As the show filmed, rumors spread that Tony Hsieh was losing interest in Downtown. I felt the collective anxiety outside of bar/arcade Insert Coin(s), which appears shuttered and vacant on The Real World. Outside of my Downtown Project-owned apartment, the fence collapsed. In my kitchen, cabinet doors fell off when opened.

I read about the three people in the Downtown Project community who committed suicide in 2013 and 2014 — one by jumping off a building, one by hanging, and one by gunshot. I read the 2014 open letter in the Las Vegas Weekly from David Gould to Hsieh, published after Gould resigned as director of imagination for the Downtown Project. Gould called the era “a collage of decadence, greed, and missing leadership,” adding that many within the Downtown Project “squandered the opportunity to ‘dent the universe,’ (while) others never cared about doing so in the first place.” I thought I knew everything about Downtown, but it turned out I had only focused on music festivals, sushi bars, and rooftop pools. The stuff that looked fun.

Meaningful change requires that you look away from the party. Real World: Go Big or Go Home is proof of this. What if instead of being challenged by production to walk down Fremont Street in drag, the housemates had gone to the LGBTQ Center of Southern Nevada? What if instead of watching Jenna’s repeated racist behavior, we saw the group go to the Historic Westside to learn about segregation in Las Vegas?

Downtown Las Vegas in 2015 also chose the party. Instead of revitalizing the neighborhood with affordable housing, the Downtown Project invested in restaurants and bars. Instead of conversations about mental health, there was a giant cube for people to write their dreams on.

The tree-lined courtyard at my apartment, which had looked so pretty when I arrived, was filled with trash.
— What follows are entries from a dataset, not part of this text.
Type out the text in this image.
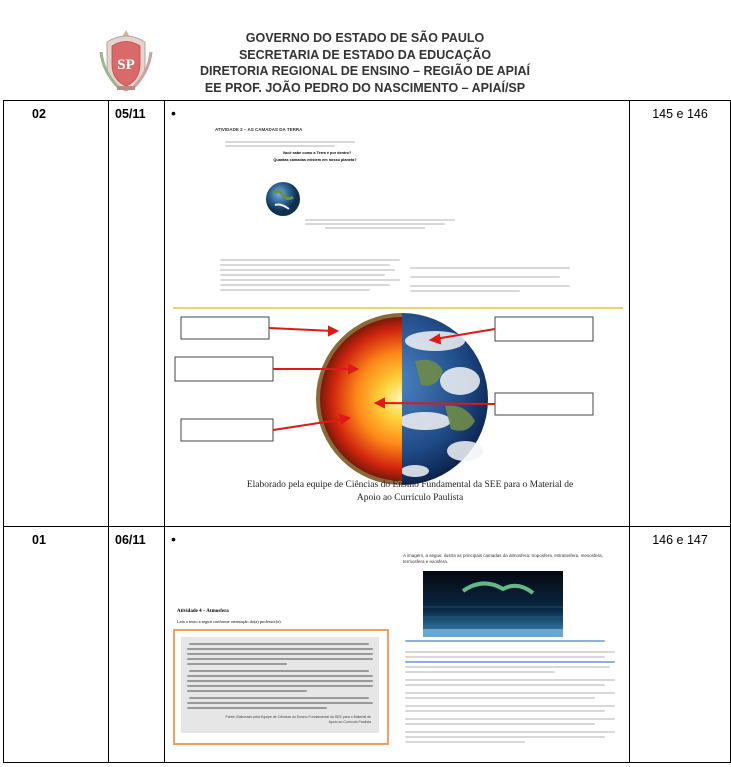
SP
GOVERNO DO ESTADO DE SÃO PAULO
SECRETARIA DE ESTADO DA EDUCAÇÃO
DIRETORIA REGIONAL DE ENSINO – REGIÃO DE APIAÍ
EE PROF. JOÃO PEDRO DO NASCIMENTO – APIAÍ/SP
02	05/11	•
ATIVIDADE 2 – AS CAMADAS DA TERRA
Você sabe como a Terra é por dentro?
Quantas camadas existem em nosso planeta?
Elaborado pela equipe de Ciências do Ensino Fundamental da SEE para o Material de Apoio ao Currículo Paulista	145 e 146
01	06/11	•
Atividade 4 – Atmosfera
Leia o texto a seguir conforme orientação do(a) professor(a).
Fonte: Elaborado pela Equipe de Ciências do Ensino Fundamental da SEE para o Material de Apoio ao Currículo Paulista
A imagem, a seguir, ilustra as principais camadas da atmosfera: troposfera, estratosfera, mesosfera, termosfera e exosfera.	146 e 147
The Downtown Project was technically my landlord, but they never answered my calls.

In the 31st season of The Real World, Downtown is the only Las Vegas. This 2015 universe is one in which you shuttle between The Market and the Vanguard Lounge. Where you must ignore the fact that The Market, despite its Whole Foods-style branding, sells Walmart products. Where you don’t know yet that in two years a man will get punched in the head outside of the Vanguard Lounge and die immediately, and then in another two years the bar will close, as will The Market, Beauty Bar, Grass Roots, and so many other Downtown businesses. And then a year after that, Hsieh will retire, die tragically in a fire in Connecticut without a will, and his remaining Downtown properties will be put up for sale.

To watch Real World: Go Big or Go Home now is to visit a Downtown that no longer exists. Today, there are new bars, new murals, and a new hotel that resembles the ones on the Strip.

But if you have $1,000 and you miss the past, you can still stay at The Real World Suite at the Gold Spike. You can swing in the hammock, give a pretend interview in the confessional booth, look down at the changing neighborhood from the balcony. You can spend a few hours in a bed where someone slept for 70 nights. You can imagine that person, who has abandoned a future in which they are a lawyer or a journalist or an activist or anything approximating change or even a conversation about change. You can go to sleep dreaming that person’s dreams. Dreams of pleasure, dreams of nothing.